Overschrijding redelijke termijn
Iedereen heeft recht op behandeling van zijn rechtszaak binnen een redelijke termijn (artikel 6, lid 1 van het EVRM). Volgens vaste rechtspraak van het gerechtshof Arnhem-Leeuwarden (ECLI:GHARL:2017:1777) is sprake van schending van die redelijke termijn van berechting wanneer de procedure bij de officier van justitie en de kantonrechter samen langer dan twee jaar heeft geduurd. Deze termijn vangt aan bij het opleggen van de boete.
In dit geval is de boete opgelegd op 27 juli 2023 en is de redelijke termijn dus met ongeveer een maand overschreden.
Omdat sprake is van een overschrijding zal de kantonrechter de boete matigen met 25% (zie ECLI:NL:GHARL:2023:6369). Het beroep is dus gedeeltelijk gegrond. De beslissing van de officier van justitie zal worden gewijzigd. Het bedrag dat betrokkene te veel aan zekerheid heeft betaald moet door de officier van justitie worden terugbetaald.
Omstandigheden
De kantonrechter ziet in wat betrokkene heeft aangevoerd aanleiding om de boete verder te matigen. Daarbij is van belang dat sprake is van een incidentele en medisch noodzakelijke situatie. De boete zal nogmaals met 25% worden gematigd.
Proceskostenvergoeding
Ook zal de kantonrechter een proceskostenvergoeding toekennen. Daarbij wordt voor de telefonische hoorzitting bij de officier van justitie, met toepassing van artikel 2, lid 3, van het Besluit proceskosten bestuursrecht, 0,5 punt toegekend (zie ECLI:NL:GHARL:2021:7004).

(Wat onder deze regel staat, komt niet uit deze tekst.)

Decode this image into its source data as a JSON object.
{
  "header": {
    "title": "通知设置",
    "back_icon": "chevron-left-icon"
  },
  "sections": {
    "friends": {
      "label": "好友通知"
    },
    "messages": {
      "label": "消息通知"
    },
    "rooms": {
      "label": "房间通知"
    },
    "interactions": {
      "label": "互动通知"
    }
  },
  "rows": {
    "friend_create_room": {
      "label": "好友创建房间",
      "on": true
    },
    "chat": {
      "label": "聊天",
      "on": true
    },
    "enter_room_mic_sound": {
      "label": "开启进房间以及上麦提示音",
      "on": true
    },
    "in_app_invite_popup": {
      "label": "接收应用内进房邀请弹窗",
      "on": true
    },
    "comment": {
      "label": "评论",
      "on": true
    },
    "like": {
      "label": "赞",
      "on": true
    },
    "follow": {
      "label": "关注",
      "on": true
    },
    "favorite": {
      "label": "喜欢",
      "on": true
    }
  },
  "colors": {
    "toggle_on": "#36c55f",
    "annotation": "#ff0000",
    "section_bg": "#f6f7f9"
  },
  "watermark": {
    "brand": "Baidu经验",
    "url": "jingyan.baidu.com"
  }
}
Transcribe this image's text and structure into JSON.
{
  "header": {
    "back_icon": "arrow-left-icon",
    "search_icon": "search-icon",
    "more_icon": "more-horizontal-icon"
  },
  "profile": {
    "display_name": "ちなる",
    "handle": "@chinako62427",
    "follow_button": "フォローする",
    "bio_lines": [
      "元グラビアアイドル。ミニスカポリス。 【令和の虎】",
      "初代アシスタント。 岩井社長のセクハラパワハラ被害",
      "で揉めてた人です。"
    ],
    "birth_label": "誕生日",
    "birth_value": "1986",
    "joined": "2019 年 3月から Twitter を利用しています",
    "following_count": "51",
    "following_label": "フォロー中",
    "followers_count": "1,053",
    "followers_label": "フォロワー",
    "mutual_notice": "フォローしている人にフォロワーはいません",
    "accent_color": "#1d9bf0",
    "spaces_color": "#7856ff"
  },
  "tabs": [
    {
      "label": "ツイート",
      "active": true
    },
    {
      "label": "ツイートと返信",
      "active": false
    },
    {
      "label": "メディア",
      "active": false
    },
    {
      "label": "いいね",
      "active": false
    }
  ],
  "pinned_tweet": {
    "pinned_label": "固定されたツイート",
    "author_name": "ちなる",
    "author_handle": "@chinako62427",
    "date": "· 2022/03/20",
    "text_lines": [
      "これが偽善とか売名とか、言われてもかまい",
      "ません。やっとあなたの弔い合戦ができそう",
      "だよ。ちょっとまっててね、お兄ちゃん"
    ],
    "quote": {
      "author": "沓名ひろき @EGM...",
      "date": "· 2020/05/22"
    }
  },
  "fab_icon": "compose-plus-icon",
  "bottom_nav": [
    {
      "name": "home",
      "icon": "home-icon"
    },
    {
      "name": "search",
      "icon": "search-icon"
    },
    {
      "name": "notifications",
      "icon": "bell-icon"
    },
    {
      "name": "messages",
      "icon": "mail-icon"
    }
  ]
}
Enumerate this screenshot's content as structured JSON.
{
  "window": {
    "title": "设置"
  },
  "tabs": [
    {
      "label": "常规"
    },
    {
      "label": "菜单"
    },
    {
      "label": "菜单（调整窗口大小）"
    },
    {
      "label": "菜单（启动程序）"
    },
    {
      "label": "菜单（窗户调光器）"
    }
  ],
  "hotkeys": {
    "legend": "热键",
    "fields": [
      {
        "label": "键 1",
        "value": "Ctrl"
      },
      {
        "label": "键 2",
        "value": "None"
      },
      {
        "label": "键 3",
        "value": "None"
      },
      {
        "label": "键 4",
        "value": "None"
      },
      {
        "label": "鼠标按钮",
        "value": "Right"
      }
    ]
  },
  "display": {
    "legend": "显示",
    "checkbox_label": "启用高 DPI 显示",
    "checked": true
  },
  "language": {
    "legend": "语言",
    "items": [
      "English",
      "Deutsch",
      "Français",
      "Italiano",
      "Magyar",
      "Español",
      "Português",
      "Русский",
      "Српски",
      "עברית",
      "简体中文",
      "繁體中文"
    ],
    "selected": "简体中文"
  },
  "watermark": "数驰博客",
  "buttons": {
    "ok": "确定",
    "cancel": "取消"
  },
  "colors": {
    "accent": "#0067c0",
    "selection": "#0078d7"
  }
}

administratief beroepschrift: 1 punt x gewicht 0,5 x € 647,- = € 323,50
telefonische hoorzitting: 0,5 punt x gewicht 0,5 x € 647,- = € 161,75
beroepschrift kantonrechter: 1 punt x gewicht 0,5 x € 907,- =
€ 453,50
€ 938,75
vermenigvuldigingsfactor artikel 13a, lid 2, Wahv: x 0,25 = € 234,69

Beslissing

De kantonrechter:
‒ verklaart het beroep gedeeltelijk gegrond;
‒ wijzigt de beslissing van de officier van justitie in die zin dat de boete wordt gematigd tot € 157,50, plus € 9,- administratiekosten;
‒ draagt de officier van justitie op het bedrag van € 122,50, dat betrokkene te veel als zekerheidstelling heeft betaald, aan betrokkene terug te betalen;
‒ veroordeelt de officier van justitie tot het vergoeden van de proceskosten van betrokkene van € 234,69.
Deze uitspraak is gedaan door mr. W.H.C. van Eck, kantonrechter, bijgestaan door de griffier E. Alekperov, en in het openbaar uitgesproken op 29 augustus 2025.
Als u het niet eens bent met deze beslissing, dan kunt u binnen 6 weken na de hieronder vermelde datum van verzending van deze beslissing hoger beroep instellen bij het gerechtshof Arnhem-Leeuwarden, maar alleen als:
de boete meer dan € 110,00 bedraagt, of
uw beroep niet-ontvankelijk is verklaard omdat u niet of niet op tijd zekerheid heeft gesteld.
Het beroepschrift moet worden ingediend bij Rechtbank Zeeland-West-Brabant, Team strafrecht, postbus 67, 4330 AB Middelburg Het beroepschrift moet zijn ondertekend door degene die beroep heeft ingesteld of door de gemachtigde.
U dient daarbij het zaaknummer te vermelden.
De procedure bij het gerechtshof verloopt geheel schriftelijk, tenzij u in het beroepschrift uitdrukkelijk vraagt om een zitting waarop u uw standpunt mondeling wilt toelichten.